CPLR 317 provides that a defendant who is not served by personal delivery in an action may vacate its default as long as it demonstrates that it did not personally receive notice of the lawsuit in time to defend against the action and shows that it possesses a potentially meritorious defense (see Dalton v Noah Constr. & Bldrs., Inc., 136 AD3d 730, 731 [2016]; Ferguson v Shu Ham Lam, 59 AD3d 387, 388 [2009]; Udell v Alcamo Supply & Contr. Corp., 275 AD2d 453 [2000]). The determination of a motion pursuant to CPLR 317 is addressed to the sound discretion of the trial court, "the exercise of which will generally not be disturbed if there is support in the record therefor" (Calderon v 163 Ocean Tenants Corp., 27 AD3d 410, 410 [2006] [internal quotation marks omitted]; see Anamdi v Anugo, 229 AD2d 408 [1996]).

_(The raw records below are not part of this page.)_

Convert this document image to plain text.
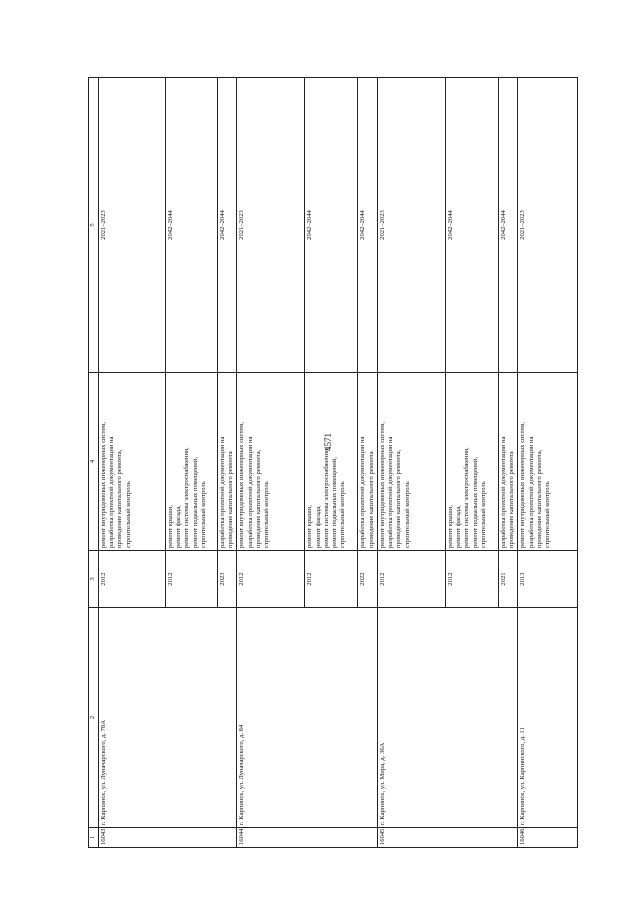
4571
1	2	3	4	5
16043.	г. Карпинск, ул. Луначарского, д. 78А	2012	ремонт внутридомовых инженерных систем, разработка проектной документации на проведение капитального ремонта, строительный контроль	2021–2023
		2012	ремонт крыши, ремонт фасада, ремонт системы электроснабжения, ремонт подвальных помещений, строительный контроль	2042–2044
		2023	разработка проектной документации на проведение капитального ремонта	2042–2044
16044.	г. Карпинск, ул. Луначарского, д. 84	2012	ремонт внутридомовых инженерных систем, разработка проектной документации на проведение капитального ремонта, строительный контроль	2021–2023
		2012	ремонт крыши, ремонт фасада, ремонт системы электроснабжения, ремонт подвальных помещений, строительный контроль	2042–2044
		2022	разработка проектной документации на проведение капитального ремонта	2042–2044
16045.	г. Карпинск, ул. Мира, д. 36А	2012	ремонт внутридомовых инженерных систем, разработка проектной документации на проведение капитального ремонта, строительный контроль	2021–2023
		2012	ремонт крыши, ремонт фасада, ремонт системы электроснабжения, ремонт подвальных помещений, строительный контроль	2042–2044
		2021	разработка проектной документации на проведение капитального ремонта	2042–2044
16046.	г. Карпинск, ул. Карпинского, д. 11	2013	ремонт внутридомовых инженерных систем, разработка проектной документации на проведение капитального ремонта, строительный контроль	2021–2023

[*2] Contrary to the plaintiff's contention, the Supreme Court did not improvidently exercise its discretion in granting that branch of 510's motion which was pursuant to CPLR 317 to vacate the judgment of foreclosure and sale on the condition that it pay all amounts owed within 30 days of the date of the order. Service of the summons and complaint in the foreclosure action was made upon 510 by delivering the pleadings to the Secretary of State (see Limited Liability Company Law § 303), which did not constitute personal delivery (see Eugene Di Lorenzo, Inc. v A.C. Dutton Lbr. Co., 67 NY2d 138, 142 [1986]; Marinoff v Natty Realty Corp., 17 AD3d 412, 413 [2005]), and 510's submissions in support of the motion established that it did not receive actual notice of the foreclosure action in time to defend (see Brickhouse Masonry, LLC v Windward Bldrs., Inc., 101 AD3d 919, 920 [2012]; Fleisher v Kaba, 78 AD3d 1118, 1119 [2010]). Moreover, under the circumstances of this case, 510 succeeded in setting forth a potentially meritorious defense to the foreclosure action. Finally, the evidence does not suggest that 510's failure to update its service address with the Secretary of State while its principal offices were undergoing renovations constituted a deliberate attempt to evade notice; hence, that failure did not preclude the granting of relief to it under CPLR 317 (see Dalton v Noah Constr. & Bldrs., Inc., 136 AD3d at 731; Gershman v Midtown Moving & Stor., Inc., 123 AD3d 974, 975 [2014]; Cohen v Michelle Tenants Corp., 63 AD3d 1097, 1098 [2009]; Arabesque Recs. LLC v Capacity LLC, 45 AD3d 404 [2007]; Hon-Kuen Lo v Gong Park Realty Corp., 16 AD3d 553 [2005]). Mastro, J.P., Chambers, Sgroi and Maltese, JJ., concur.